The argument that miracles are real is most plausible if they're also rare. Jesus’ resurrection is described in the Bible for the most part as a one-time event, with the resurrection of the rest of the people not expected until the end of time. So it seems to me that it doesn't expect to be replicated in a way that could be proven or disproved in our experience. That doesn't make it true, but it does make it resistant to the objection that “we don't see this happening in our experience.”

Even if it turned out that most of the miracles attributed to Jesus weren't true, it would still be possible that the resurrection was true: if Jesus rose, and his disciples experienced the event as a miracle, they could have projected miracles back into the things he did in his life. So a person could reject the walking-on-the-water story and still believe in the resurrection.

Mystical Seeker said...

Scoots, you are right that miracles are supposed to (by definition) contradict how we know the world works. But I would argue that that isn't an argument for miracles being true. On the contrary, my point would be that this aspect of miracles that is built into their very definition is a strong reason for not believing in them. Miracles are not believable precisely because they defy everything that we know about how the world works, and just because that's what they are supposed to do--well, my response is, "so what?"

The problem as I see it is credulity. I could say that by a miracle I was magically transported to the moon yesterday and hopped around the craters with magical dinosaurs. It would indeed be a miracle if that were true. But no one would believe me. I think that most of us who have a modicum of common sense in certain contexts are not credulous about such things; but then we are expected to become credulous when it comes to religious matters. To me, religion should not be about believing the unbelievable.

scoots said...

I do have to admit that you're right, when you say that our experience should lead us to think that miracles don't happen. Like many believers, I often find myself wondering whether I can really believe what I subscribe to.
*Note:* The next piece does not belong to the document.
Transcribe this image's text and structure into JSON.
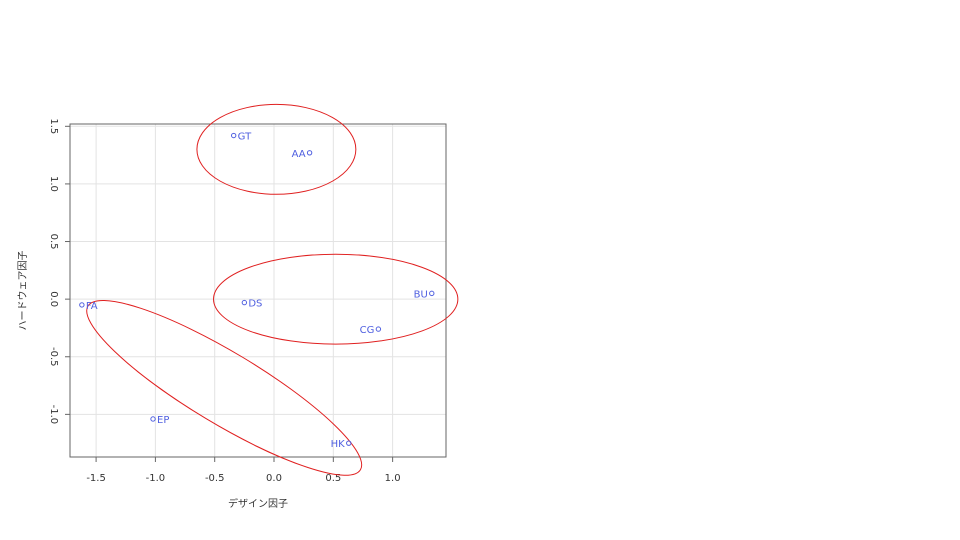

Yet I think some claims have better reasons to be believed than others. The claim that Jesus rose from the dead carries greater weight than your trip to the moon, both because (1) many people claimed to have seen him after he was raised (says Paul, writing just a couple of decades after the fact, when many of those people were still alive), and because (2) those leaders had little to gain by inventing the story. Christians have been making this argument since at least Eusebius, but it’s still a pretty good one.

Now I know that similar claims can be made by the Mormons, or whoever, so I'm not expecting people to just fall over in the face of the argument. Still, it’s clear that many people, Christian or not, find Jesus to be a compelling figure, and apart from blanket rejection of miracles, there’s actually pretty strong historical evidence for his resurrection.

One reason I'm a Christian is that I find it hard to believe that God would create the world and then not communicate to us in any direct way. That leaves a lot of religions to choose from, among which the Christian claim of divine self-revelation in the form of a person who loved and practiced self-sacrifice can be very compelling.

CT said...

Very interesting mystical. I like what you say about God - its similar to Spong - in that we cant use the old 'father-in-the-sky-who-looks-after-us' image any more. It's no longer of use to help us talk about God. We imagine some being in our own image, a being who is not only interested in our day-to-day affairs but who intervenes at an extremely intimate level (while ignoring more important issues).

Others may call me an atheist ?? You can call me a pussycat if you want - labels and categories dont get us any closer to the truth.

To me the bottom line of our faith is that it should stand up when you explain it to a non-believer. And it has to reflect our experience of life and knowledge of the world. If the only justification you can find for a belief is that 'it is written' then you need to look for supporting evidence.

Anyway keep up the posting - I notice you have slackened off lately.